Wikipedia to LM_Dataformat
Python script for creating LM_Dataformat dataset from a Mongo created with wtf_wikipedia and dumpster-dive
Instructions
(Steps 0 and 1 copied from dumpster-dive)
# install this script
npm install -g dumpster-dive # (that gives you the global command `dumpster`)
# start mongo up
mongod --config /mypath/to/mongod.conf
- Install Python requirements:
pip install -r requirements
-
Download and extract your copy of Wikitext. Make sure you have plenty of extra space when you do this. For the 20221006 dump, the uncompressed XML file is ~91GB!
-
Load the XML to Mongo:
dumpster ./enwiki-latest-pages-articles.xml --plaintext=true --infoboxes=false --citations=false --categories=false --links=false
For our extract, we skip the following sections as they usually contain little-to-no actual text content:
- infoboxes
- redirects
- disambiguations
- citations
- links
On a modern desktop CPU this process takes around 90 minutes.
- Stream data from Mongo to LM_Dataformat:
python stream_db.py
This process takes around 25 minutes.
Content Filtration Used
Quick Summary of content filtration used:
Wherever possible, article filtering follows the methodology of Wiki-40B: Multilingual Language Model Dataset by Guo et al:
- Sections like 'References', 'See Also', and 'Further Reading' are excluded from the dataset.
- Lists, Links, Images, Captions and Tables are excluded from the dataset.
- Disambiguation Pages and Redirect Pages are excluded from the dataset.
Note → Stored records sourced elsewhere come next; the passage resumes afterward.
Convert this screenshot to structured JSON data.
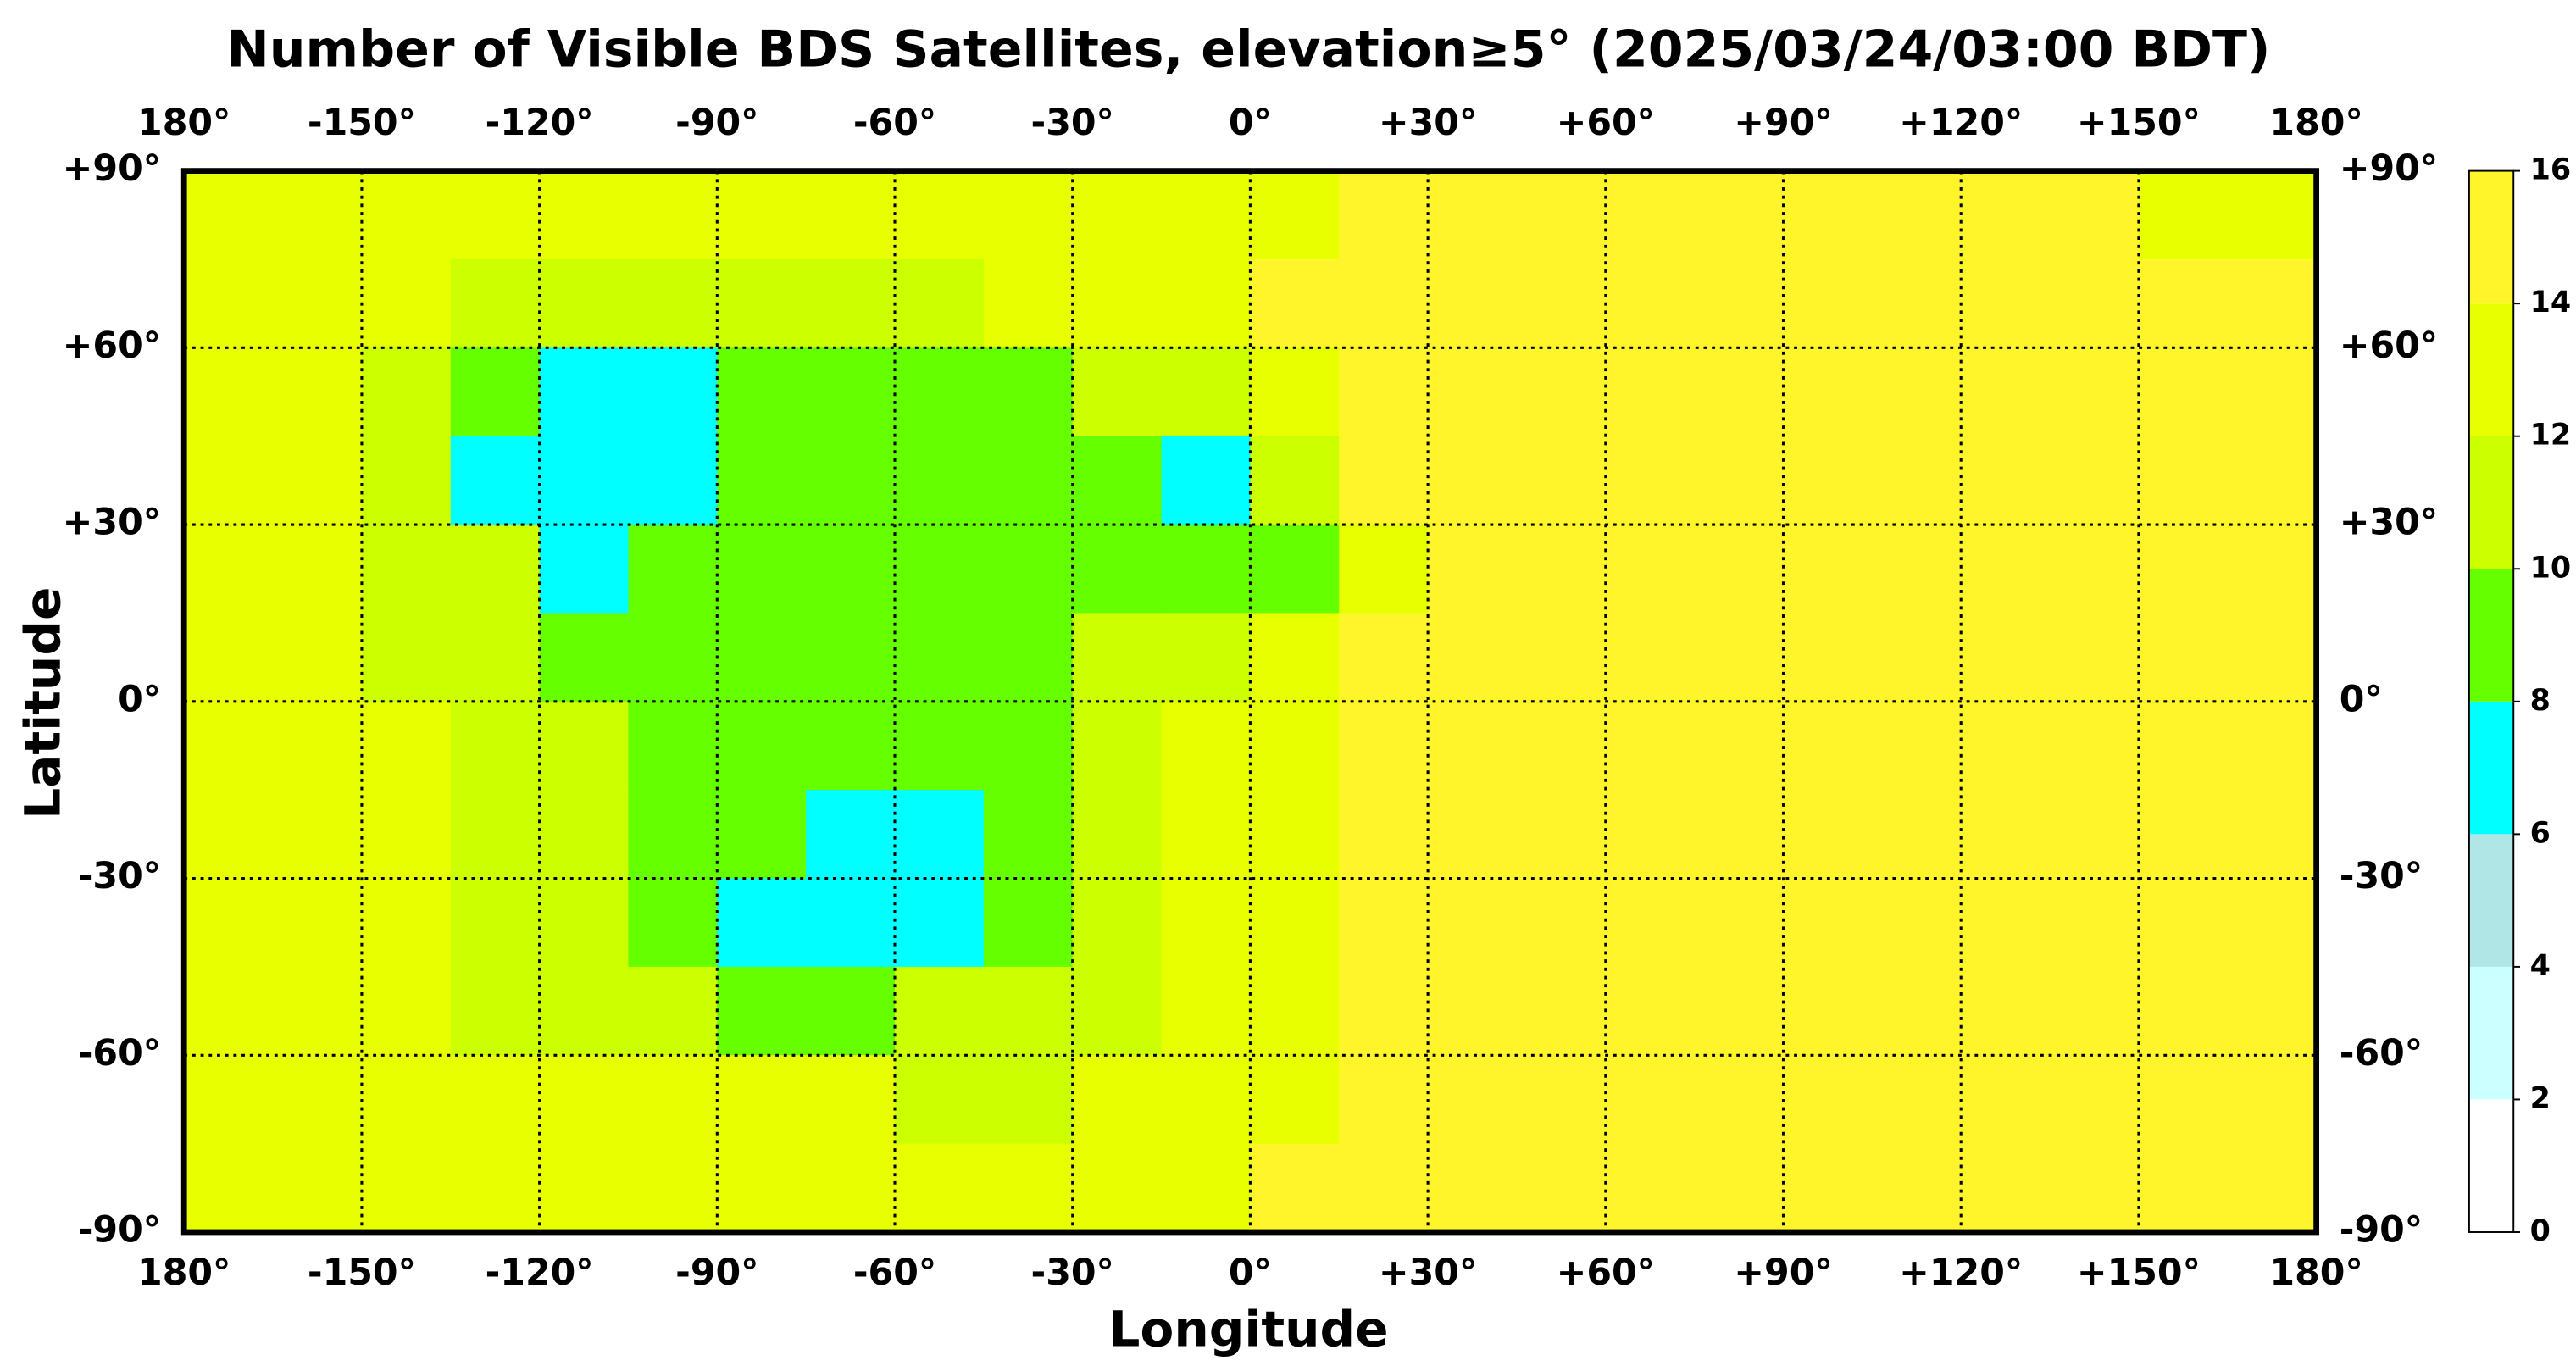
{
  "chart_data": {
    "type": "heatmap",
    "title": "Number of Visible BDS Satellites, elevation≥5° (2025/03/24/03:00 BDT)",
    "xlabel": "Longitude",
    "ylabel": "Latitude",
    "xlim": [
      -180,
      180
    ],
    "ylim": [
      -90,
      90
    ],
    "xticks": [
      {
        "value": -180,
        "label": "180°"
      },
      {
        "value": -150,
        "label": "-150°"
      },
      {
        "value": -120,
        "label": "-120°"
      },
      {
        "value": -90,
        "label": "-90°"
      },
      {
        "value": -60,
        "label": "-60°"
      },
      {
        "value": -30,
        "label": "-30°"
      },
      {
        "value": 0,
        "label": "0°"
      },
      {
        "value": 30,
        "label": "+30°"
      },
      {
        "value": 60,
        "label": "+60°"
      },
      {
        "value": 90,
        "label": "+90°"
      },
      {
        "value": 120,
        "label": "+120°"
      },
      {
        "value": 150,
        "label": "+150°"
      },
      {
        "value": 180,
        "label": "180°"
      }
    ],
    "yticks": [
      {
        "value": 90,
        "label": "+90°"
      },
      {
        "value": 60,
        "label": "+60°"
      },
      {
        "value": 30,
        "label": "+30°"
      },
      {
        "value": 0,
        "label": "0°"
      },
      {
        "value": -30,
        "label": "-30°"
      },
      {
        "value": -60,
        "label": "-60°"
      },
      {
        "value": -90,
        "label": "-90°"
      }
    ],
    "grid": true,
    "xbins": [
      -180,
      -165,
      -150,
      -135,
      -120,
      -105,
      -90,
      -75,
      -60,
      -45,
      -30,
      -15,
      0,
      15,
      30,
      45,
      60,
      75,
      90,
      105,
      120,
      135,
      150,
      165,
      180
    ],
    "ybins": [
      90,
      75,
      60,
      45,
      30,
      15,
      0,
      -15,
      -30,
      -45,
      -60,
      -75,
      -90
    ],
    "values": [
      [
        13,
        13,
        13,
        13,
        13,
        13,
        13,
        13,
        13,
        13,
        13,
        13,
        13,
        15,
        15,
        15,
        15,
        15,
        15,
        15,
        15,
        15,
        13,
        13
      ],
      [
        13,
        13,
        13,
        11,
        11,
        11,
        11,
        11,
        11,
        13,
        13,
        13,
        15,
        15,
        15,
        15,
        15,
        15,
        15,
        15,
        15,
        15,
        15,
        15
      ],
      [
        13,
        13,
        11,
        9,
        7,
        7,
        9,
        9,
        9,
        9,
        11,
        11,
        13,
        15,
        15,
        15,
        15,
        15,
        15,
        15,
        15,
        15,
        15,
        15
      ],
      [
        13,
        13,
        11,
        7,
        7,
        7,
        9,
        9,
        9,
        9,
        9,
        7,
        11,
        15,
        15,
        15,
        15,
        15,
        15,
        15,
        15,
        15,
        15,
        15
      ],
      [
        13,
        13,
        11,
        11,
        7,
        9,
        9,
        9,
        9,
        9,
        9,
        9,
        9,
        13,
        15,
        15,
        15,
        15,
        15,
        15,
        15,
        15,
        15,
        15
      ],
      [
        13,
        13,
        11,
        11,
        9,
        9,
        9,
        9,
        9,
        9,
        11,
        11,
        13,
        15,
        15,
        15,
        15,
        15,
        15,
        15,
        15,
        15,
        15,
        15
      ],
      [
        13,
        13,
        13,
        11,
        11,
        9,
        9,
        9,
        9,
        9,
        11,
        13,
        13,
        15,
        15,
        15,
        15,
        15,
        15,
        15,
        15,
        15,
        15,
        15
      ],
      [
        13,
        13,
        13,
        11,
        11,
        9,
        9,
        7,
        7,
        9,
        11,
        13,
        13,
        15,
        15,
        15,
        15,
        15,
        15,
        15,
        15,
        15,
        15,
        15
      ],
      [
        13,
        13,
        13,
        11,
        11,
        9,
        7,
        7,
        7,
        9,
        11,
        13,
        13,
        15,
        15,
        15,
        15,
        15,
        15,
        15,
        15,
        15,
        15,
        15
      ],
      [
        13,
        13,
        13,
        11,
        11,
        11,
        9,
        9,
        11,
        11,
        11,
        13,
        13,
        15,
        15,
        15,
        15,
        15,
        15,
        15,
        15,
        15,
        15,
        15
      ],
      [
        13,
        13,
        13,
        13,
        13,
        13,
        13,
        13,
        11,
        11,
        13,
        13,
        13,
        15,
        15,
        15,
        15,
        15,
        15,
        15,
        15,
        15,
        15,
        15
      ],
      [
        13,
        13,
        13,
        13,
        13,
        13,
        13,
        13,
        13,
        13,
        13,
        13,
        15,
        15,
        15,
        15,
        15,
        15,
        15,
        15,
        15,
        15,
        15,
        15
      ]
    ],
    "colorbar": {
      "ticks": [
        0,
        2,
        4,
        6,
        8,
        10,
        12,
        14,
        16
      ],
      "colors": [
        "#ffffff",
        "#ccffff",
        "#b0e6e6",
        "#00ffff",
        "#66ff00",
        "#ccff00",
        "#e8ff00",
        "#fff52a"
      ]
    }
  }
}
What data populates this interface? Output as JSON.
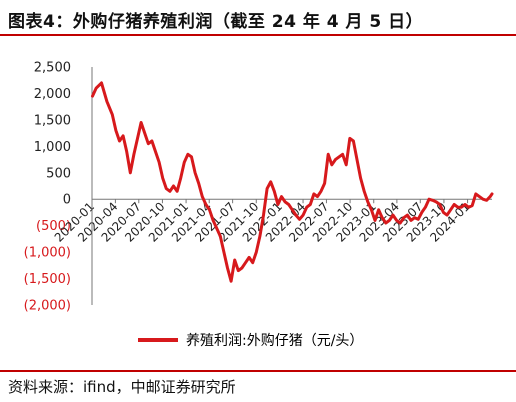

There is also some additional filtration to filter out content that wtf_wikipedia
doesnt filter for:
-
As a proxy for removing Non-entity sections in Guo et al, the majority of articles with titles starting with 'List of' are skipped. Most of these articles are lists providing almost no text content (ex: this and this). To catch cases where an article starts with 'List of' but still contains a significant of high-quality text (ex: this and this), all 'List of' titles are filtered against Wikipedia's List of Featured Lists as these articles contain more content than just the list values themselves. See here for the full criteria of a Featured List.
-
Sections containing 5 or fewer words to no text content are skipped as these sections are usually lists with some text preamble.
-
At the article level, formatting follows PileV1 Wikipedia. Titles, sections and paragraphs are joined together with
\n\n
.
Pile V2 Stats:
- Wikipedia Dump Date: 2022-10-06
- Number of Included Articles: 6100633
- Archive Size (Jsonlines): 15.8GB